Der Verband der Ernährungswirtschaft Niedersachsen/Bremen/Sachsen-Anhalt (VdEW) hat die Entscheidung des Europäischen Parlaments begrüßt, die sogenannte „Ampel“-Kennzeichnung von Lebensmitteln abzulehnen.

Aus für die Ampel

Mit diesem Schritt werde es unwahrscheinlich, dass die Europäische Union die umstrittene farbliche Kennzeichnung von Kalorien, Fetten, Zucker und Salz zur Pflicht mache, sagte der Hauptgeschäftsführer des VdEW, Michael E. Andritzky, am Donnerstag in Hannover.

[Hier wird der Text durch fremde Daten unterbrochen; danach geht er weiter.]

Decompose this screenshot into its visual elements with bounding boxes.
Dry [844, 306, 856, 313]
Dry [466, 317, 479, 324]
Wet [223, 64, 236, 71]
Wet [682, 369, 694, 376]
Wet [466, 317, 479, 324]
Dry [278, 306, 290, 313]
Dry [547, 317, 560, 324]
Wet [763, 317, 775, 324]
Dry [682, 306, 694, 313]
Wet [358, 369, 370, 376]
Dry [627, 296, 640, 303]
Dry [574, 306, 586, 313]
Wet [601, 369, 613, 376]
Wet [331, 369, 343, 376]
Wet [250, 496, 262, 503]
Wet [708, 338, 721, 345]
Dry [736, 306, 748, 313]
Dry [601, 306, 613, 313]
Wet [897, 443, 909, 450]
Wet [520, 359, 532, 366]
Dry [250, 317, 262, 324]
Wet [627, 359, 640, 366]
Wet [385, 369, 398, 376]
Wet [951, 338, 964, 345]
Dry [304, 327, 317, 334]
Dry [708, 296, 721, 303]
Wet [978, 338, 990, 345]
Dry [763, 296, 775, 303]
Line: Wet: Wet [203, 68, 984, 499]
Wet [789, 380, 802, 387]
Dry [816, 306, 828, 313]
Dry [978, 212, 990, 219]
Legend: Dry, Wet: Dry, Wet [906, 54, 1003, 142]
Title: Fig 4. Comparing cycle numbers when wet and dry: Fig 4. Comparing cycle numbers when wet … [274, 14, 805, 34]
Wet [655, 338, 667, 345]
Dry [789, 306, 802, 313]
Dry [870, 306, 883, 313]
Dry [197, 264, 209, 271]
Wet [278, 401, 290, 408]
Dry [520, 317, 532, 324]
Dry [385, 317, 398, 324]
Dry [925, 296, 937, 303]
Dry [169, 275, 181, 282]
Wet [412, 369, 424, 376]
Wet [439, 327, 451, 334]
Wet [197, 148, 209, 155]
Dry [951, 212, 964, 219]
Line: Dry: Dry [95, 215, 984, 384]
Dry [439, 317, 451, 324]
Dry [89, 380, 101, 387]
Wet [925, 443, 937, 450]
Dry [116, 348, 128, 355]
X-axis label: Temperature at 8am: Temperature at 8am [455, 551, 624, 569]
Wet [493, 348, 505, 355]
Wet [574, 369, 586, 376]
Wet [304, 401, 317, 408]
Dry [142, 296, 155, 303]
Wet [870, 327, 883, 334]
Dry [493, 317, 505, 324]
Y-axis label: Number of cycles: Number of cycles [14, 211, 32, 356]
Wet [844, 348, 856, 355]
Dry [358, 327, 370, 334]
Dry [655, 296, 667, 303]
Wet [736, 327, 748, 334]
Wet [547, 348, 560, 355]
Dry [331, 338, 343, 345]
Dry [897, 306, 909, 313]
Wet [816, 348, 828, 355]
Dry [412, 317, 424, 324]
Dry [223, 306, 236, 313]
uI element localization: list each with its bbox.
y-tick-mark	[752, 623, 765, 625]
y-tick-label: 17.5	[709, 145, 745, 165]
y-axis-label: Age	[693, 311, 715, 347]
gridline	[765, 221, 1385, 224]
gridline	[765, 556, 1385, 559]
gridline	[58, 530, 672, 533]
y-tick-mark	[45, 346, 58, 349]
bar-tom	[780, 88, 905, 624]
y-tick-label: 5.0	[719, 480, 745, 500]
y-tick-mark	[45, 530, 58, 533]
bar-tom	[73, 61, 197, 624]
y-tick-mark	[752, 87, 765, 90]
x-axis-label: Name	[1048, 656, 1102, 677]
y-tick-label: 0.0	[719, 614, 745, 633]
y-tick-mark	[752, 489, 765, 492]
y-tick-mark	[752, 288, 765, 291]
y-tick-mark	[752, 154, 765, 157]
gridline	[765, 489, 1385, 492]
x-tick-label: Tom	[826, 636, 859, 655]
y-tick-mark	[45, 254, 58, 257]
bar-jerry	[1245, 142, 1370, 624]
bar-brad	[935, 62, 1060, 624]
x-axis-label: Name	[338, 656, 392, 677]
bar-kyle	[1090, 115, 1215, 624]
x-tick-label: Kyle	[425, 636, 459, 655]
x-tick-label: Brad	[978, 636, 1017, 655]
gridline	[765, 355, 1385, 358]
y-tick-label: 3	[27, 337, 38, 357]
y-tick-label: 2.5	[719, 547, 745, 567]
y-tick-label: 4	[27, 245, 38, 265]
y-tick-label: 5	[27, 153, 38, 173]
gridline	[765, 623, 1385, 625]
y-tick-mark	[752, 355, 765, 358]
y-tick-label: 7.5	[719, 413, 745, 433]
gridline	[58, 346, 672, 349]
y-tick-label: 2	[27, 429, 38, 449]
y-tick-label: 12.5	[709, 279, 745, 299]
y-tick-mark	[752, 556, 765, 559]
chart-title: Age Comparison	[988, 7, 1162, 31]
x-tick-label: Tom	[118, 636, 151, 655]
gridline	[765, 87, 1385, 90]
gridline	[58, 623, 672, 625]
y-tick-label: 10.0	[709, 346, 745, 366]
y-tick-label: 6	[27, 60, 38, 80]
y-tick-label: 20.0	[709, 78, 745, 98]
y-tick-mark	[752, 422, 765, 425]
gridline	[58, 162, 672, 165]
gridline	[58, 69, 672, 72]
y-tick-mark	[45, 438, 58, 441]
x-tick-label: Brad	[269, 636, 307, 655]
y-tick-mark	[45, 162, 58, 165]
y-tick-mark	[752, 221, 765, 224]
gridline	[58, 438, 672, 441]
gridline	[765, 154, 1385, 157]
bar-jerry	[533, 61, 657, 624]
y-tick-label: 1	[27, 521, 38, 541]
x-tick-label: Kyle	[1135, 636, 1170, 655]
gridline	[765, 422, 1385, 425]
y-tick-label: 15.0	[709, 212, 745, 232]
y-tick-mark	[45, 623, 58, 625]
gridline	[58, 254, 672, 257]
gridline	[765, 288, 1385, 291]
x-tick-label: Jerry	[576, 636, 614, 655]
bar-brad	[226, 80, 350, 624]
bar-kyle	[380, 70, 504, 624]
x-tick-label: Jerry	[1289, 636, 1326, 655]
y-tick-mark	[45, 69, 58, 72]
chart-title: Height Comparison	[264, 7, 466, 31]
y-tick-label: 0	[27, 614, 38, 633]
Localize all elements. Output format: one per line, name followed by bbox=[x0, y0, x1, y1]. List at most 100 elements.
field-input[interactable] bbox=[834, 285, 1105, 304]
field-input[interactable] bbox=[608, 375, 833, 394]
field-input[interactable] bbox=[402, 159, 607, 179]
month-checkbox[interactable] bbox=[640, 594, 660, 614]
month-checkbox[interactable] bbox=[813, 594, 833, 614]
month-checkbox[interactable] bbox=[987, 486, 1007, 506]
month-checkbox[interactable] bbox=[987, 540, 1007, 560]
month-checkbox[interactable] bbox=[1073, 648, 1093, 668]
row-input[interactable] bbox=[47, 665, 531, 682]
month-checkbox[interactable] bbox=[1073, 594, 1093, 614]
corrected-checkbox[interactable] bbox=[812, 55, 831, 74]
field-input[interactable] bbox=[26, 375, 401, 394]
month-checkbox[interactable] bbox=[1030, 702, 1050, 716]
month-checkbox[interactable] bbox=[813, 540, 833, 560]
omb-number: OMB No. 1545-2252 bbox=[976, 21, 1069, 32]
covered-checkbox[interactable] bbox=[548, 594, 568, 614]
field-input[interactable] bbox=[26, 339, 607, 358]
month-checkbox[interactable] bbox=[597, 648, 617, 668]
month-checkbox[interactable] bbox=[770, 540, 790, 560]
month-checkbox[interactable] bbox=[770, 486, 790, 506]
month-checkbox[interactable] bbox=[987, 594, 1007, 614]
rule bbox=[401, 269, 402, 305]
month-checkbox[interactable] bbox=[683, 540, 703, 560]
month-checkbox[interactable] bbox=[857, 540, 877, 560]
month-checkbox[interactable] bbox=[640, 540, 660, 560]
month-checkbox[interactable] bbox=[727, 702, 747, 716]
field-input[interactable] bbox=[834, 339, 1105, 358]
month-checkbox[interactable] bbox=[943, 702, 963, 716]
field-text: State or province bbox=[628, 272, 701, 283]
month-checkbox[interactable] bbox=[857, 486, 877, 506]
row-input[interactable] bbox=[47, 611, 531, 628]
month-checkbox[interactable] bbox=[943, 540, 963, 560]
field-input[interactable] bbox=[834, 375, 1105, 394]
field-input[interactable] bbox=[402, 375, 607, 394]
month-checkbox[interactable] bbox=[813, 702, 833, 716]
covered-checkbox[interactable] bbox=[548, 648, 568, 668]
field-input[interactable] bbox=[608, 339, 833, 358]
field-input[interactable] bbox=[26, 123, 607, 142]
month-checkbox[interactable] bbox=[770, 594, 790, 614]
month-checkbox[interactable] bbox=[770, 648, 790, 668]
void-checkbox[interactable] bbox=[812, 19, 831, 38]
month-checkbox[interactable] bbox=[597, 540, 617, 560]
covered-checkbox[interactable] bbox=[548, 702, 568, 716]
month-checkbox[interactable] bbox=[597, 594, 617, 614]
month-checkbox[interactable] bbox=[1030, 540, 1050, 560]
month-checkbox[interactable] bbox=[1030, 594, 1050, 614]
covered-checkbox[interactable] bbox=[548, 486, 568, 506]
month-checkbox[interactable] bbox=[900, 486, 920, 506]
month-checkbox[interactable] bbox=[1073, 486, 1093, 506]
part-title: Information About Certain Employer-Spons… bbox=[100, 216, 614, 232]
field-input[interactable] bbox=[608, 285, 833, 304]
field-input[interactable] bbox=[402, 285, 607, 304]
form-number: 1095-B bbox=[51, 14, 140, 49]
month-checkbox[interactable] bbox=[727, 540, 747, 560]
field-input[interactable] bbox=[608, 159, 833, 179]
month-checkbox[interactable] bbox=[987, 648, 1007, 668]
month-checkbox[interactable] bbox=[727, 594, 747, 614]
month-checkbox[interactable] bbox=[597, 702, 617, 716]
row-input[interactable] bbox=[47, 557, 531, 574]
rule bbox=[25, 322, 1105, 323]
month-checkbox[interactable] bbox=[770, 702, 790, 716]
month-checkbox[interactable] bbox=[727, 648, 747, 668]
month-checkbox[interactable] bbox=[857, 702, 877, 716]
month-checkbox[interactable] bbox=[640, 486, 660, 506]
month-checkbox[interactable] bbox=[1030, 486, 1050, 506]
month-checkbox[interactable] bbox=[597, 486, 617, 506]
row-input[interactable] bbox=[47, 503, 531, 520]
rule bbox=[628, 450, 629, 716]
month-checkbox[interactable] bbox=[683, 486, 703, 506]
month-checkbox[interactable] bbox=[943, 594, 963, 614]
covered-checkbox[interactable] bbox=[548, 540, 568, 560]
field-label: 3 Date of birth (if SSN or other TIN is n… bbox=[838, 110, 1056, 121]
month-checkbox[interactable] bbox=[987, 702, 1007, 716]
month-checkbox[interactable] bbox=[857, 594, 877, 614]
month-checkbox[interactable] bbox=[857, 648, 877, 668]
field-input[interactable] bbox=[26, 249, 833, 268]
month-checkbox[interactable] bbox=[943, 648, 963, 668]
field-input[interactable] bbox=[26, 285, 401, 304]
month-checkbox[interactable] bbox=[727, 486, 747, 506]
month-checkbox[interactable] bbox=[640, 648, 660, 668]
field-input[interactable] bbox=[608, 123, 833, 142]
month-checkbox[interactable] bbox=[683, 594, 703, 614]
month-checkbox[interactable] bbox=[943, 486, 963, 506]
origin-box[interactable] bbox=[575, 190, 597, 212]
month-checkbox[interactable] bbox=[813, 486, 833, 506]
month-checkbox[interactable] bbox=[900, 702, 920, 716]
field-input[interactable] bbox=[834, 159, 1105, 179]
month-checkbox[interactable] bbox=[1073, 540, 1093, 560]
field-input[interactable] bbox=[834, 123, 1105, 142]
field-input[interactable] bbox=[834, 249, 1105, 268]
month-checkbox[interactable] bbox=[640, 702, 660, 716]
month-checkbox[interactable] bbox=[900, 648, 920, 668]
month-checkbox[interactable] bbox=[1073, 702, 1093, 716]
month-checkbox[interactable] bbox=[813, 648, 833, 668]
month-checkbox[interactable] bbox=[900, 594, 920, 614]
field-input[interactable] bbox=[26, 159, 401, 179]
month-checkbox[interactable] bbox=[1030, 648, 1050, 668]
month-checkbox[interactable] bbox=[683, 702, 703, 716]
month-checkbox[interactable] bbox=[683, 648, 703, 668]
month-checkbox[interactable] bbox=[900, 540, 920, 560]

Er nannte die Entscheidung konsequent und gut für die Verbraucher, die nun vor einer zunehmenden Gängelung und weiteren Irreführung verschont blieben. Das EU-Parlament hatte sich statt der „Ampel“ für eine europaweit einheitliche Nährwertkennzeichnung entschieden, die die Lebensmittelhersteller verpflichten soll, Angaben zum Energie-, Fett-, Zucker und Salzgehalt sowie zum Gehalt an gesättigten Fettsäuren deutlich sichtbar im „Hauptblickfeld der Verpackungen“ anzugeben. Die Werte sollen sich einheitlich auf 100 Gramm bzw. 100 Milliliter des Produktes beziehen. Zudem soll es Kriterien zu Schriftgröße und stärkeren Farbkontrasten geben, um der Kritik an schlechter Lesbarkeit von Produktangaben entgegenzuwirken. Ausgenommen von der Kennzeichnungspflicht bleiben nach dem Beschluss weiterhin Grundnahrungsmittel wie Obst, Gemüse oder Pflanzenöle sowie nicht vorverpackte Lebensmittel wie Brötchen beim Bäcker und die Wurst vom Metzger. Das gilt auch für kleine Familienunternehmen und Landwirte mit handwerklich selbst produzierten Waren. Quelle: rb

Pressemitteilung des Europaparlaments (PDF)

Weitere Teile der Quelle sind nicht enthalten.